18 réponses à “« Avec qui êtes-vous, maîtres de la culture ? »

    1. Merci beaucoup, Charles! Il m’est très important d’être bien comprise.

  1. Tout ce que vous exprimez est le bon sens même, mais quelqu’un peut-il m’expliquer comment Navalny, qui est censé être emprisonné dans un camp de régime strict, peut envoyer des messages anti-guerre en Occident ? C’est tellement étrange que l’on peut douter. Mais alors qui a lancé cette nouvelle ? Il y a trop de mensonges dans les productions des medias, que ce soit à l’Est ou à l’Ouest.

    1. M. Navalny a droit aux rendez-vous avec sa femme et son avocat. Il passe les messages à travers ces personnes de confiance.

  2. Rien à dire sur cet article, si non que c’est l’expression de sagesse, intelligence, équilibre. Pas si longtemps que cela, il était très à la mode de dire/écrire “Il faut pas faire d’amalgame”, voilà, maintenant plus que jamais il ne le faut pas!

  3. Il ne faut pas prêter attention aux imbéciles qui mettent aujourd’hui tous les Russes dans le même panier que celui de Poutine, ce n’est qu’une minorité de gens incapables d’analyser une situation autrement que de manière simpliste (tous les bons d’un côté, tous les méchants de l’autre).
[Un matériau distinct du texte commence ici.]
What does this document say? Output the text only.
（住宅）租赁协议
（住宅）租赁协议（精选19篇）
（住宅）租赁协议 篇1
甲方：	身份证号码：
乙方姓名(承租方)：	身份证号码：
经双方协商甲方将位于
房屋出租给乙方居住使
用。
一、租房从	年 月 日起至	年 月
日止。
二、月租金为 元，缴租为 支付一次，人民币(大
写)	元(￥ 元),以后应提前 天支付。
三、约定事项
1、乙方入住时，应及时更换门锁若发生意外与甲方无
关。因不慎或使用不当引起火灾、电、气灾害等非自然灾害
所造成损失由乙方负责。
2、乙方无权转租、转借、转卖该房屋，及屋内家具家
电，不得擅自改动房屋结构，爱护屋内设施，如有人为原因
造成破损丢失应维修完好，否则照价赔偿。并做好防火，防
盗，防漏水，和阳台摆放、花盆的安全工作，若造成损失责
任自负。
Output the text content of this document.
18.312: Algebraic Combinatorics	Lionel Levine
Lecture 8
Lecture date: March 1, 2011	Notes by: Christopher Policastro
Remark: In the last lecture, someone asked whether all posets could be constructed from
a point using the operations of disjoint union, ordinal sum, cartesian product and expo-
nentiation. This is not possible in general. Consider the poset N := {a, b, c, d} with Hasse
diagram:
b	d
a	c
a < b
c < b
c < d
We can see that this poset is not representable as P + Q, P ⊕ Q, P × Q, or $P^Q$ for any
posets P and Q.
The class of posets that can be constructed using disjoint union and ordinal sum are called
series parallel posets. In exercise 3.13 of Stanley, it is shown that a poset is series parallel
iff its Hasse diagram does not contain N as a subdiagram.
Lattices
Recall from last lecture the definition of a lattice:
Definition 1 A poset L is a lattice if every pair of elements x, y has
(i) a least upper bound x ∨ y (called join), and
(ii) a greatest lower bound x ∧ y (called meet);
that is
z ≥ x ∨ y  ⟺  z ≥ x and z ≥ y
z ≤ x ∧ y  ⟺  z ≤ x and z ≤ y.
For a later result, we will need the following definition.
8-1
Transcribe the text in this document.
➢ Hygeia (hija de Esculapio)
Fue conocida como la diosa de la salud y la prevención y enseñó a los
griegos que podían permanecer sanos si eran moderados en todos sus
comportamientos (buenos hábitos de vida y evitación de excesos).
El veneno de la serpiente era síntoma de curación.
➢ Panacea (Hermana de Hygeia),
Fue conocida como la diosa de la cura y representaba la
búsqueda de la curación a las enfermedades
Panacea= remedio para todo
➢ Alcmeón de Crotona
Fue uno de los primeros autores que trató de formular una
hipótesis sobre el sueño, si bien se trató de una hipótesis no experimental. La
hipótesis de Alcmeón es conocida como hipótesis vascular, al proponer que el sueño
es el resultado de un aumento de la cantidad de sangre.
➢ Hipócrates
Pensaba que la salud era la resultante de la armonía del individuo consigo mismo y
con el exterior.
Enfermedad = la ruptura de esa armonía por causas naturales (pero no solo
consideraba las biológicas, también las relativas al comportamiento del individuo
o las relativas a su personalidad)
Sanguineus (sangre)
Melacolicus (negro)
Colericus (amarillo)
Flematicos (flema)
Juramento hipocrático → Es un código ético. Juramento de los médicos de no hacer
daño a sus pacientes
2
Je suis persuadé que si on pouvait faire un référendum libre en Russie, une écrasante majorité se prononcerait contre toute guerre en général, et encore plus contre une guerre les opposant à leurs frères (même Poutine reconnaît cette proximité) Ukrainiens. Mais il faut un sacré courage aujourd’hui pour exprimer ouvertement une telle opposition en Russie, et pourtant, malgré les risques encourus, des milliers le font quand même. Honneur et respect à eux!

  4. Merci pour votre excellent article.
    J’ai souvent participé à des manifestations de protestation dans ma vie sans jamais risquer quoi que ce soit qui puisse se comparer à 15 ans de prison. Honneur, respect et soutien aux manifestantes et manifestants russes.
    “La politique est l’art d’empêcher les gens de se mêler de ce qui les regarde.”
    Paul Valéry – 1871-1945 – Tel Quel – 1941
    “La guerre, un massacre de gens qui ne se connaissent pas, au profit de gens qui se connaissent mais ne se massacrent pas.”
    Paul Valéry – 1871-1945

  5. Les Serbes seront enfin remplacés dans les méchants des films. Désolé pour les Russes, les temps seront durs, très durs.

  6. Excellent article… Je salue votre courage et ce de milliers de vos compatriotes qui prennent un grand risque en se prononçant contre cette guerre absurde et horrifique.

  7. Chère Nadia, merci pour votre analyse fine. Les Russes résistent, comme ils le peuvent. Et effectivement, dans notre monde occidental, qui peut se permettre de les juger? C’est avoir une totale méconnaissance du rétrécissement politique qui a eu lieu ces 15 dernières années en Russie. Et faire bien peu de cas de la politique intérieure répressive de M. Poutine…Je condamne absolument cette guerre ignoble menée en Ukraine par M. Poutine et mes pensées et prières vont à tous les Ukrainiens fuyant sur les routes, aux réfugiées femmes et enfants que je me prépare à accueillir dans le centre d’accueil et d’intégration que je dirige depuis plusieurs années à Genève ( je travaille depuis plus de 23 ans avec des femmes et des enfants migrants); ma tristesse et ma douleur accompagnent les Ukrainiens qui se battent; la population civile écrasée sous les bombes…mais je pense également aux soldats russes, misérables, à leur mère, aux journalistes de medusa et novaïa gazetta (les dernières reliques de presse « libre »), à toute l’intelligentsia et l’opposition russe muselée, à la population russe qui, elle, va souffrir des sanctions, à cette femme russe de mon centre , dont le petit garçon de 8 ans a été insulté a l’école….Je connais la Russie, bien. J’y suis allée très très régulièrement ces 20 dernières années. J’ai appris le russe ( ou essayé) et je le réaffirme: oui j’aime la Russie. C’est une douleur innommable d’assister à cette guerre, qui est une agression absolue, quelqu’en soient les raisons, mais s’il vous plait, un peu de subtilité, un peu d’intelligence, un peu de compassion pour ces DEUX peuples. Rachel

  8. Bravo Nadia pour cet article très intéressant, détaillé et équilibré. Ne cédons pas à la russophobie primaire.

  9. Bravo et merci pour vos prises de positions et pour célébrer les nuances.
    Merci aussi de tenir votre journal. C’est très précieux, pas seulement pour les russophones.